BUSCO: assessing genome assembly and annotation completeness with single-copy orthologs

Felipe A. Simão,Robert M. Waterhouse,Panagiotis Ioannidis,Evgenia V. Kriventseva,Evgeny M. Zdobnov
DOI: https://doi.org/10.1093/bioinformatics/btv351
IF: 5.8
2015-06-09
Bioinformatics
Abstract:MOTIVATION: Genomics has revolutionized biological research, but quality assessment of the resulting assembled sequences is complicated and remains mostly limited to technical measures like N50.RESULTS: We propose a measure for quantitative assessment of genome assembly and annotation completeness based on evolutionarily informed expectations of gene content. We implemented the assessment procedure in open-source software, with sets of Benchmarking Universal Single-Copy Orthologs, named BUSCO.AVAILABILITY AND IMPLEMENTATION: Software implemented in Python and datasets available for download from http://busco.ezlab.org.CONTACT: evgeny.zdobnov@unige.chSUPPLEMENTARY INFORMATION: Supplementary data are available at Bioinformatics online.
biochemical research methods,biotechnology & applied microbiology,mathematical & computational biology
What problem does this paper attempt to address?

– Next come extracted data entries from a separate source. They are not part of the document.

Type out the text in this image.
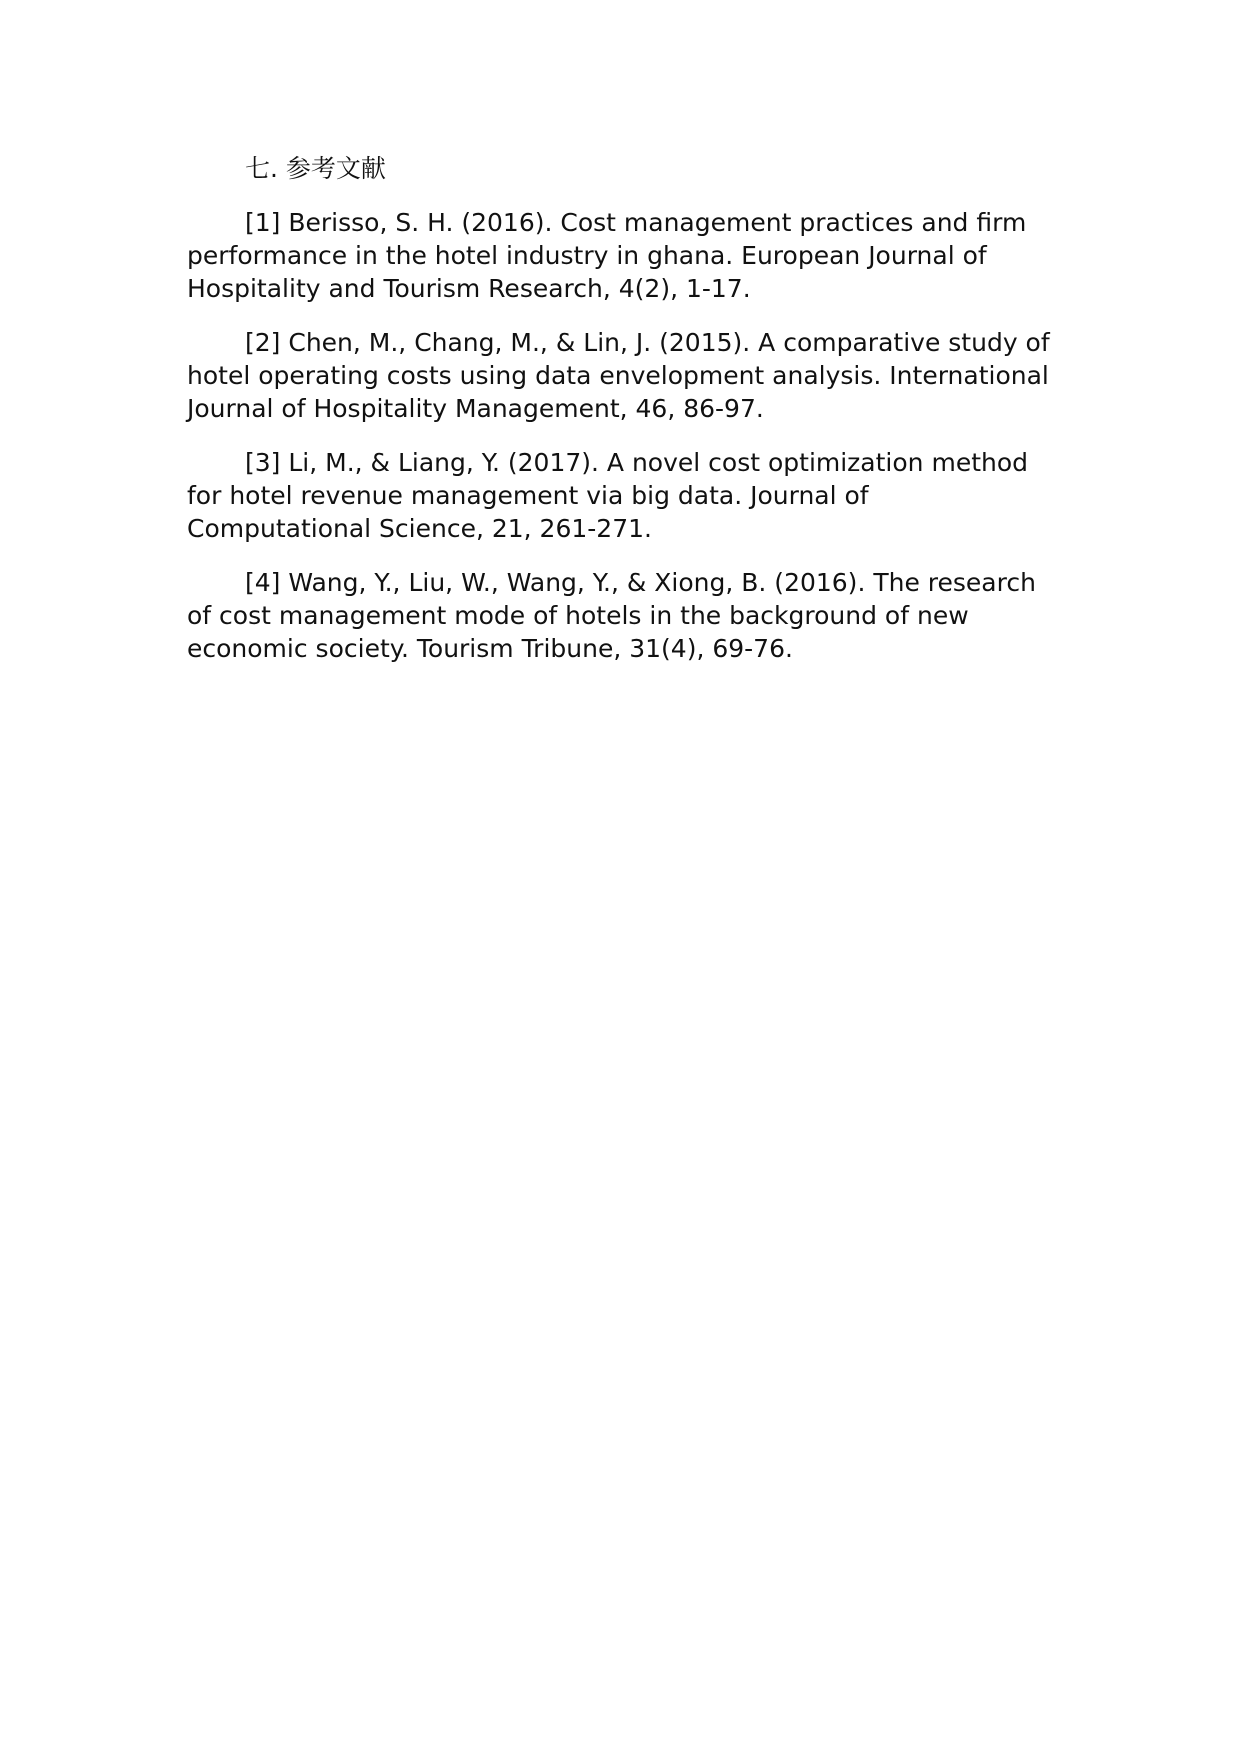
七. 参考文献

[1] Berisso, S. H. (2016). Cost management practices and firm performance in the hotel industry in ghana. European Journal of Hospitality and Tourism Research, 4(2), 1-17.

[2] Chen, M., Chang, M., & Lin, J. (2015). A comparative study of hotel operating costs using data envelopment analysis. International Journal of Hospitality Management, 46, 86-97.

[3] Li, M., & Liang, Y. (2017). A novel cost optimization method for hotel revenue management via big data. Journal of Computational Science, 21, 261-271.

[4] Wang, Y., Liu, W., Wang, Y., & Xiong, B. (2016). The research of cost management mode of hotels in the background of new economic society. Tourism Tribune, 31(4), 69-76.
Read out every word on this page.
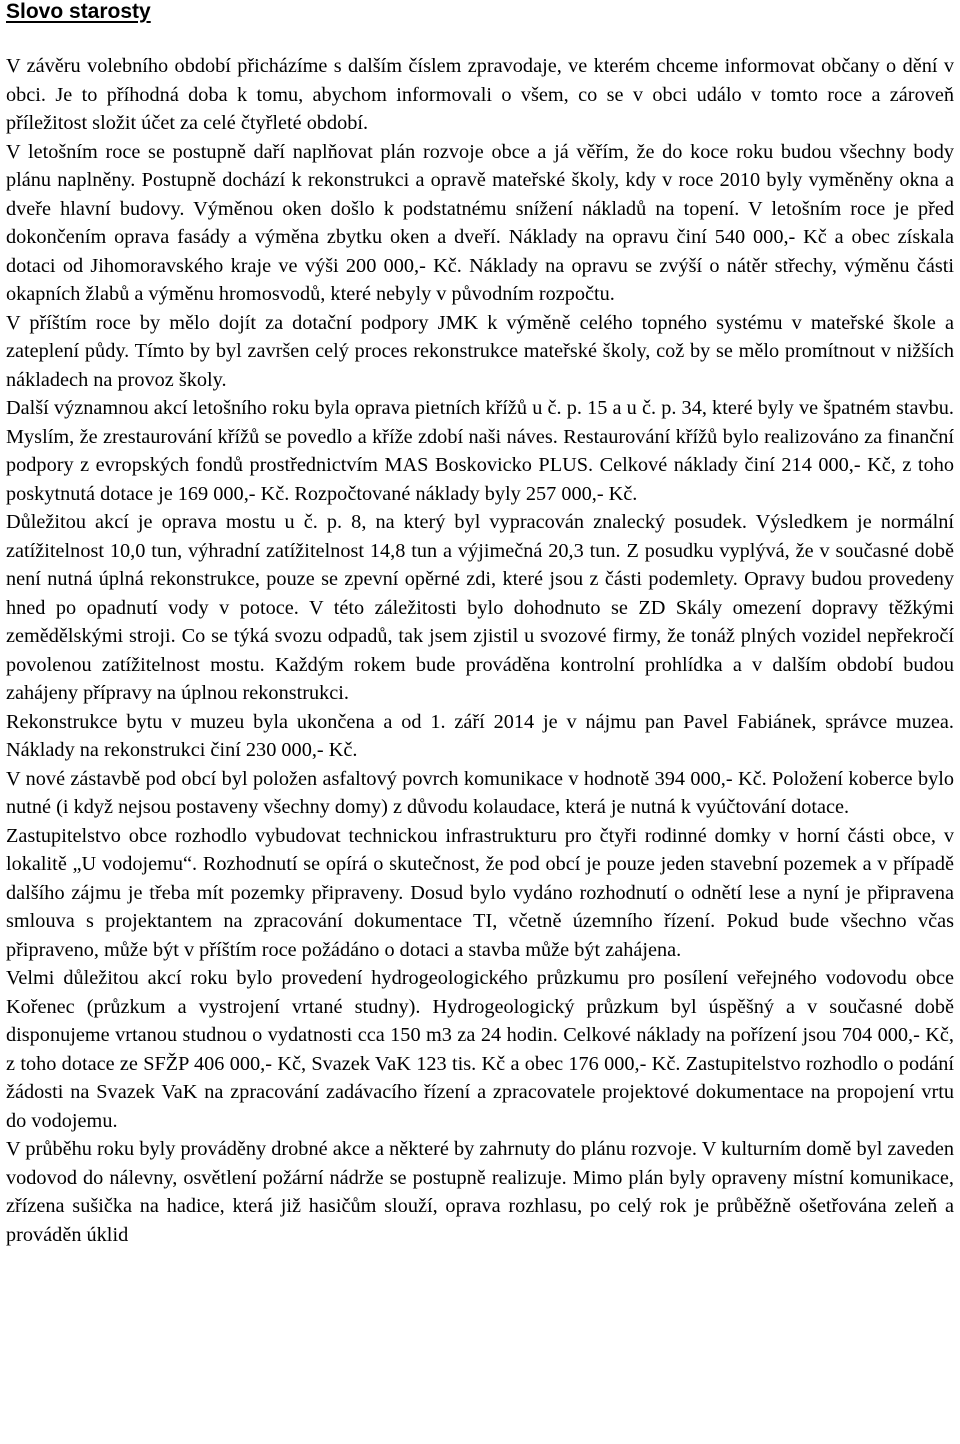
Slovo starosty

V závěru volebního období přicházíme s dalším číslem zpravodaje, ve kterém chceme informovat občany o dění v obci. Je to příhodná doba k tomu, abychom informovali o všem, co se v obci událo v tomto roce a zároveň příležitost složit účet za celé čtyřleté období.

V letošním roce se postupně daří naplňovat plán rozvoje obce a já věřím, že do koce roku budou všechny body plánu naplněny. Postupně dochází k rekonstrukci a opravě mateřské školy, kdy v roce 2010 byly vyměněny okna a dveře hlavní budovy. Výměnou oken došlo k podstatnému snížení nákladů na topení. V letošním roce je před dokončením oprava fasády a výměna zbytku oken a dveří. Náklady na opravu činí 540 000,- Kč a obec získala dotaci od Jihomoravského kraje ve výši 200 000,- Kč. Náklady na opravu se zvýší o nátěr střechy, výměnu části okapních žlabů a výměnu hromosvodů, které nebyly v původním rozpočtu.

V příštím roce by mělo dojít za dotační podpory JMK k výměně celého topného systému v mateřské škole a zateplení půdy. Tímto by byl završen celý proces rekonstrukce mateřské školy, což by se mělo promítnout v nižších nákladech na provoz školy.

Další významnou akcí letošního roku byla oprava pietních křížů u č. p. 15 a u č. p. 34, které byly ve špatném stavbu. Myslím, že zrestaurování křížů se povedlo a kříže zdobí naši náves. Restaurování křížů bylo realizováno za finanční podpory z evropských fondů prostřednictvím MAS Boskovicko PLUS. Celkové náklady činí 214 000,- Kč, z toho poskytnutá dotace je 169 000,- Kč. Rozpočtované náklady byly 257 000,- Kč.

Důležitou akcí je oprava mostu u č. p. 8, na který byl vypracován znalecký posudek. Výsledkem je normální zatížitelnost 10,0 tun, výhradní zatížitelnost 14,8 tun a výjimečná 20,3 tun. Z posudku vyplývá, že v současné době není nutná úplná rekonstrukce, pouze se zpevní opěrné zdi, které jsou z části podemlety. Opravy budou provedeny hned po opadnutí vody v potoce. V této záležitosti bylo dohodnuto se ZD Skály omezení dopravy těžkými zemědělskými stroji. Co se týká svozu odpadů, tak jsem zjistil u svozové firmy, že tonáž plných vozidel nepřekročí povolenou zatížitelnost mostu. Každým rokem bude prováděna kontrolní prohlídka a v dalším období budou zahájeny přípravy na úplnou rekonstrukci.

Rekonstrukce bytu v muzeu byla ukončena a od 1. září 2014 je v nájmu pan Pavel Fabiánek, správce muzea. Náklady na rekonstrukci činí 230 000,- Kč.

V nové zástavbě pod obcí byl položen asfaltový povrch komunikace v hodnotě 394 000,- Kč. Položení koberce bylo nutné (i když nejsou postaveny všechny domy) z důvodu kolaudace, která je nutná k vyúčtování dotace.

Zastupitelstvo obce rozhodlo vybudovat technickou infrastrukturu pro čtyři rodinné domky v horní části obce, v lokalitě „U vodojemu“. Rozhodnutí se opírá o skutečnost, že pod obcí je pouze jeden stavební pozemek a v případě dalšího zájmu je třeba mít pozemky připraveny. Dosud bylo vydáno rozhodnutí o odnětí lese a nyní je připravena smlouva s projektantem na zpracování dokumentace TI, včetně územního řízení. Pokud bude všechno včas připraveno, může být v příštím roce požádáno o dotaci a stavba může být zahájena.

Velmi důležitou akcí roku bylo provedení hydrogeologického průzkumu pro posílení veřejného vodovodu obce Kořenec (průzkum a vystrojení vrtané studny). Hydrogeologický průzkum byl úspěšný a v současné době disponujeme vrtanou studnou o vydatnosti cca 150 m3 za 24 hodin. Celkové náklady na pořízení jsou 704 000,- Kč, z toho dotace ze SFŽP 406 000,- Kč, Svazek VaK 123 tis. Kč a obec 176 000,- Kč. Zastupitelstvo rozhodlo o podání žádosti na Svazek VaK na zpracování zadávacího řízení a zpracovatele projektové dokumentace na propojení vrtu do vodojemu.

V průběhu roku byly prováděny drobné akce a některé by zahrnuty do plánu rozvoje. V kulturním domě byl zaveden vodovod do nálevny, osvětlení požární nádrže se postupně realizuje. Mimo plán byly opraveny místní komunikace, zřízena sušička na hadice, která již hasičům slouží, oprava rozhlasu, po celý rok je průběžně ošetřována zeleň a prováděn úklid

The problem that this paper attempts to solve is the evaluation of the integrity of genome assembly and annotation. Specifically, the existing quality assessment methods mainly rely on technical indicators such as N50. Although these indicators can reflect the continuity of assembled fragments, they cannot comprehensively evaluate the integrity of the genome in terms of gene content. Therefore, the author proposes a method based on single - copy orthologs (SCO) to quantitatively evaluate the integrity of genome assembly and annotation. This method utilizes the knowledge of evolutionary biology, that is, certain genes are expected to be single - copy in specific species. By detecting the presence or absence and integrity of these genes, the quality of genome data can be more accurately evaluated. To achieve this goal, the author has developed a tool named BUSCO (Benchmarking Universal Single - Copy Orthologs) and constructed multiple SCO datasets applicable to different biological taxa. These datasets can be used not only to evaluate the quality of genome assembly, but also to evaluate the integrity of the annotated gene set and the transcriptome. In this way, BUSCO provides an intuitive and high - resolution quantification method to evaluate the integrity of rapidly accumulating genome data.